LTV is the leverage measure that determines how much of the property is financed by debt versus equity. Lower LTV = more equity, less leverage, lower returns but lower risk. Higher LTV = thinner equity, higher returns but more risk and more covenant exposure.
For coliving specifically, senior debt LTV is typically 55–70% reflecting the asset class's relative novelty and operating complexity. Traditional multifamily often gets 70–80% senior LTV; coliving's premium is the operator-execution risk component.
Formula
LTV = Loan Amount ÷ Property Value
Worked example: Property: €5M acquisition price, €3.25M senior loan.
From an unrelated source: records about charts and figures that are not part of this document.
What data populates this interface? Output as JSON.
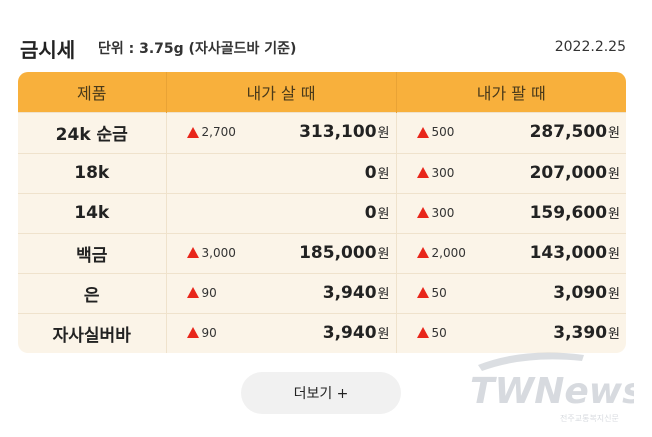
{
  "header": {
    "title": "금시세",
    "unit": "단위 : 3.75g (자사골드바 기준)",
    "date": "2022.2.25"
  },
  "table": {
    "columns": [
      "제품",
      "내가 살 때",
      "내가 팔 때"
    ],
    "currency": "원",
    "rows": [
      {
        "product": "24k 순금",
        "buy_change": "2,700",
        "buy_price": "313,100",
        "sell_change": "500",
        "sell_price": "287,500"
      },
      {
        "product": "18k",
        "buy_change": "",
        "buy_price": "0",
        "sell_change": "300",
        "sell_price": "207,000"
      },
      {
        "product": "14k",
        "buy_change": "",
        "buy_price": "0",
        "sell_change": "300",
        "sell_price": "159,600"
      },
      {
        "product": "백금",
        "buy_change": "3,000",
        "buy_price": "185,000",
        "sell_change": "2,000",
        "sell_price": "143,000"
      },
      {
        "product": "은",
        "buy_change": "90",
        "buy_price": "3,940",
        "sell_change": "50",
        "sell_price": "3,090"
      },
      {
        "product": "자사실버바",
        "buy_change": "90",
        "buy_price": "3,940",
        "sell_change": "50",
        "sell_price": "3,390"
      }
    ]
  },
  "more_button": {
    "label": "더보기 +"
  },
  "watermark": {
    "brand": "TWNews",
    "subtitle": "전주교통복지신문"
  },
  "colors": {
    "header_bg": "#f8b03c",
    "row_bg": "#fbf4e8",
    "up_arrow": "#e8261b"
  }
}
LTV = €3.25M ÷ €5M = 65%. Adding a €750k mezzanine loan: total debt = €4M, total LTV = 80%, but senior LTV is still 65% (the mezz lender sits behind).
In the field
Western coliving senior LTV: 55–65% bank, 65–70% specialist real-estate debt funds. Pan-European institutional deals trade at 60–65% all-in. Indian coliving senior LTV 55–60%. Adding mezz pushes effective LTV to 75–85% in many institutional structures.
Common pitfalls
- ×Quoting LTV on outdated property values — banks recalculate on current value, not historical.
- ×Confusing LTV with loan-to-cost (LTC) — LTC includes capex, LTV uses property value only.
- ×Treating mezzanine debt as 'equity' in pro-formas — it's debt, with senior covenants underneath.
- ×Underwriting at near-maximum LTV without buffer for cap rate expansion at exit.